Double act was about breathing, and being alive, just watching breath. It’s a piece that consists of two torses in nickel plated bronze, each encasing a fan that caused a shared balloon of fabric to trace the action of breath. 

There is an orchestration or a control of how much air goes into it, but it is more about the attempt rather than ‘this is the perfect globe shape’. It is always an impression; it fills itself and fills a void with nothingness. The jumpers were cast from wrapping a friend in clingfilm then casting him in plaster. 

Globes Of Stuff  began with an article I saw in a newspaper about a flood in Pakistan. There was a photograph of a person who had collected all their possessions together and was floating them on top of a raft made of wood to keep them safe. I was struck by an overwhelming sense of empathy towards his situation and thinking about what possessions I would collect. Making it became a re- enactment in a way. One continuous line of fabric wrapped my every-day objects. I was thinking of how history holds itself on something—it was important to feel the depth of things being tied. 

I did not realise they were quite so big.

My audience react to scale in front of the works, and I like that they are often confused by it, not being sure how big something is until they come face to face. From images seen on the internet, people often think I’ve Photoshopped things.

For The Palace of Raw Dreams I worked with a Sicilian puppeteer. I created footage that played with the perspectives of the puppets in the show. There was a really tall platform which suspended the screen, and two sets of ladders either side—the public walking past were so small in comparison to the scale of the projected puppets.

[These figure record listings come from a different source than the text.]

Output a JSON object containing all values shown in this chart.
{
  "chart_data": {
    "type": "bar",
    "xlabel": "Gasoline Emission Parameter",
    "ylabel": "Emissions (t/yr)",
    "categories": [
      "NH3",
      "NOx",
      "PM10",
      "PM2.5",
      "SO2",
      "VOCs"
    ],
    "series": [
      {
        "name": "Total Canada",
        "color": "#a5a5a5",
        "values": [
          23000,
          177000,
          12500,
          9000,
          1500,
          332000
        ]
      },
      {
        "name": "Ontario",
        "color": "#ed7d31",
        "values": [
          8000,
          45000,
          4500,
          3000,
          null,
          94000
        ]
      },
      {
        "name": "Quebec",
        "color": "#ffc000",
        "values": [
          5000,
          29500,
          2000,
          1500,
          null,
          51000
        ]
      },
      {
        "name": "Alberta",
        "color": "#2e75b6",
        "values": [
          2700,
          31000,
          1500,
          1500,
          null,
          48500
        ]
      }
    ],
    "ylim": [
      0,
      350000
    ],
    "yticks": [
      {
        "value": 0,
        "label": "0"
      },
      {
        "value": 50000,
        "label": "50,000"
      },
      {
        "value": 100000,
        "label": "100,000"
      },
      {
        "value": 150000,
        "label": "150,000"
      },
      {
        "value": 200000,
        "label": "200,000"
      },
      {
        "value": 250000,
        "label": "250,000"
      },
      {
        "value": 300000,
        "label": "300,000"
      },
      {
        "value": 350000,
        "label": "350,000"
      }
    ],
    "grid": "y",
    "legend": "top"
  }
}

The ladders were the only physical thing that gave scale a human sense—it’s funny to think that you connect more with them than the puppets. 

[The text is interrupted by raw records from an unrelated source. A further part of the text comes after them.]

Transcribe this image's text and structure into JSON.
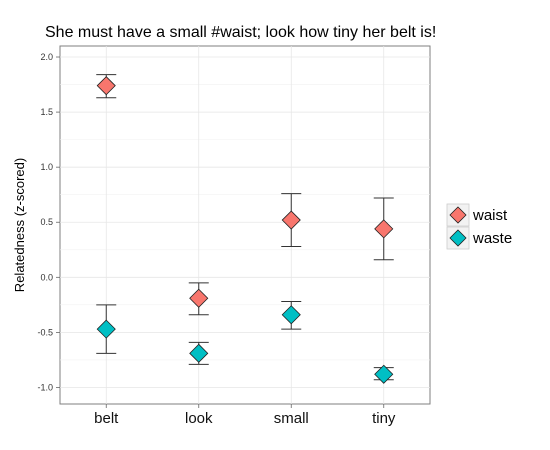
{
  "chart_data": {
    "type": "scatter",
    "title": "She must have a small #waist; look how tiny her belt is!",
    "xlabel": "",
    "ylabel": "Relatedness (z-scored)",
    "categories": [
      "belt",
      "look",
      "small",
      "tiny"
    ],
    "ylim": [
      -1.15,
      2.1
    ],
    "yticks": [
      -1.0,
      -0.5,
      0.0,
      0.5,
      1.0,
      1.5,
      2.0
    ],
    "ytick_labels": [
      "-1.0",
      "-0.5",
      "0.0",
      "0.5",
      "1.0",
      "1.5",
      "2.0"
    ],
    "grid": true,
    "legend_position": "right",
    "series": [
      {
        "name": "waist",
        "color": "#F8766D",
        "values": [
          1.74,
          -0.19,
          0.52,
          0.44
        ],
        "error_low": [
          1.63,
          -0.34,
          0.28,
          0.16
        ],
        "error_high": [
          1.84,
          -0.05,
          0.76,
          0.72
        ]
      },
      {
        "name": "waste",
        "color": "#00BFC4",
        "values": [
          -0.47,
          -0.69,
          -0.34,
          -0.88
        ],
        "error_low": [
          -0.69,
          -0.79,
          -0.47,
          -0.93
        ],
        "error_high": [
          -0.25,
          -0.59,
          -0.22,
          -0.82
        ]
      }
    ]
  }
}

There were parts of the film that had screaming, and you had these people in suits with briefcases walking along and being startled by the sounds echoing around—so the scale was also in the difference between people’s day to day perspectives and the puppet’s.

How do you choose which materials to work with?

I work with the breaking points, capacity or limits of materials. With certain things I have my own knowledge, but sometimes I work with specialists who are like guardians of a material—either way there are parameters I then push and challenge. 

Understanding is helpful but so is dumbness and naivety where all seems possible.

Materials have a molecular structure that holds them together and I need to think about that when I work with them. The empty or negative space surrounding or within an object can be claimed as a material. 

I need to sense the limits of a space in which a material is to be planted and this becomes like inserting a haptic technology into a conceptual or architectonic space. Things like sound, air pressure, light will start to resonate or move. 

Has the pandemic affected your work? 

It became and intense period of working with no distractions and enabled me to complete a major new work entitled mouth to mouth.  People and factories were still working—I had all this time to hone very specific processed with metal—spinning, polishing, anodising. I’ve been lucky, the people I was collaborating with – sound technician, puppeteer, and metal technician frequently travel and it was a rare opportunity to have all three of them available, at least at a distance. 

There were moments of working where the piece was coming together surprisingly and  it was exciting to anticipate an audience. This is something the work needs next.

If you feel you’ve got nothing left to lose, if you don’t know what the world is going to be—it can be a freeing way of working in the present.